For most of my life, however, I had the voice in my head that was ALWAYS judging, mostly me.  As Anne LaMott quips,  "My mind is like a bad neighborhood, I try not to enter alone".  Even yoga alone was not enough to raise my awareness of my negative thought patterns. It wasn't until I began practicing seated, silent meditation following my breath with the intention  that the shift occurrred. First and foremost, I began writing poetry ( meditation opens your creative channel and helps you better utilize your right-brain) and found that to be another  extraordinary tool for further healing.

Not all "sits" were obviously fruitful nor were they all peaceful.  That is not the point. The point is to practice awareness of the mind without judging it.  Vipassana, which means to see things as they really are, is one of India's most ancient techniques of meditation. It is a way of self-transformation through self-observation that focuses on the deep interconnection between mind and body. This can be experienced directly by disciplined attention to the physical sensations that form the life of the body, and that continuously interconnect and condition the life of the mind. It is this observation-based, self-exploratory journey to the common root of mind and body that dissolves mental impurity, resulting in a balanced mind full of love and compassion.(1) 

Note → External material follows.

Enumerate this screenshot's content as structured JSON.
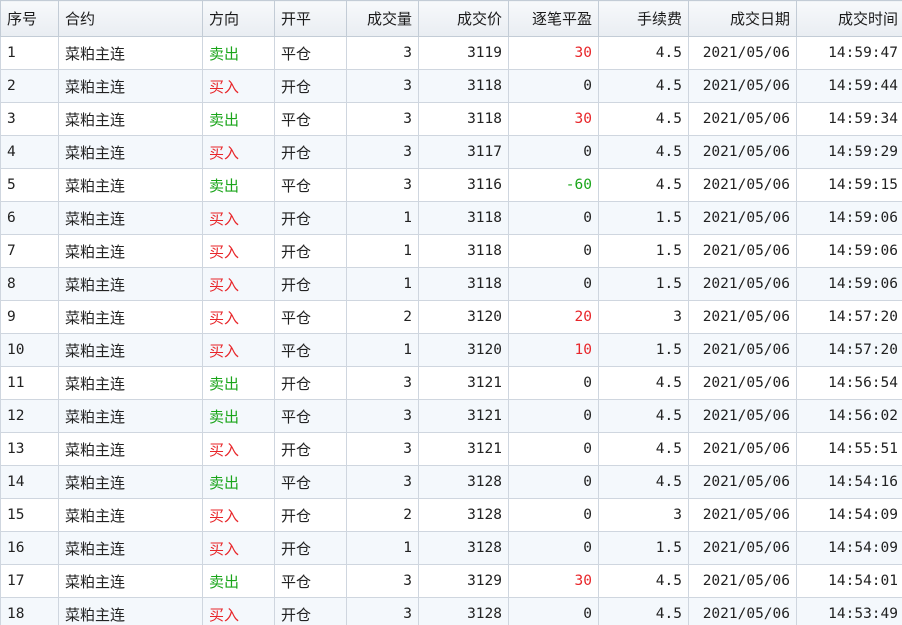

This eventually carries over into everyday life and that is where the magic really happens.  There is very little story-telling any longer and when one can be present to Life, open to finding that joy and miracles are everywhere.
The spiritual nature produces love, joy, peace, patience, kindness, goodness, faithfulness, gentleness, and self-control. I like to quip that I haven't always been this nice.  More importantly, the men at the FCI would share that they found they were more hopeful, less reactive and having healthier, problem-solving conversations with their loved ones back home.

Scientists have been able to prove that meditation and rigorous mindfulness training can lower cortisol levels and blood pressure, increase immune response and possibly even affect gene expression. Scientific study is also showing that meditation can have an impact on the structure of the brain itself. Building on the discovery that brains can change based on experiences and are not, as previously believed, static masses that are set by the time a person reaches adulthood, a growing field of neuroscientists are now studying whether meditation--and the mindfulness that results from it--can counteract what happens to our minds because of stress, trauma and constant distraction. 
There is a swath of our culture who is not going to listen to someone in monks' robes, but they are paying attention to scientific evidence," says Richard J. Davidson, founder and chair of the Center for Consciousness. Because whatever goes on happening within us, is not only within us, it affects people who are close by.  To meditate with these incarcerated people, just to sit silently with them, one will be pulled more and more towards our own intrinsic potentiality.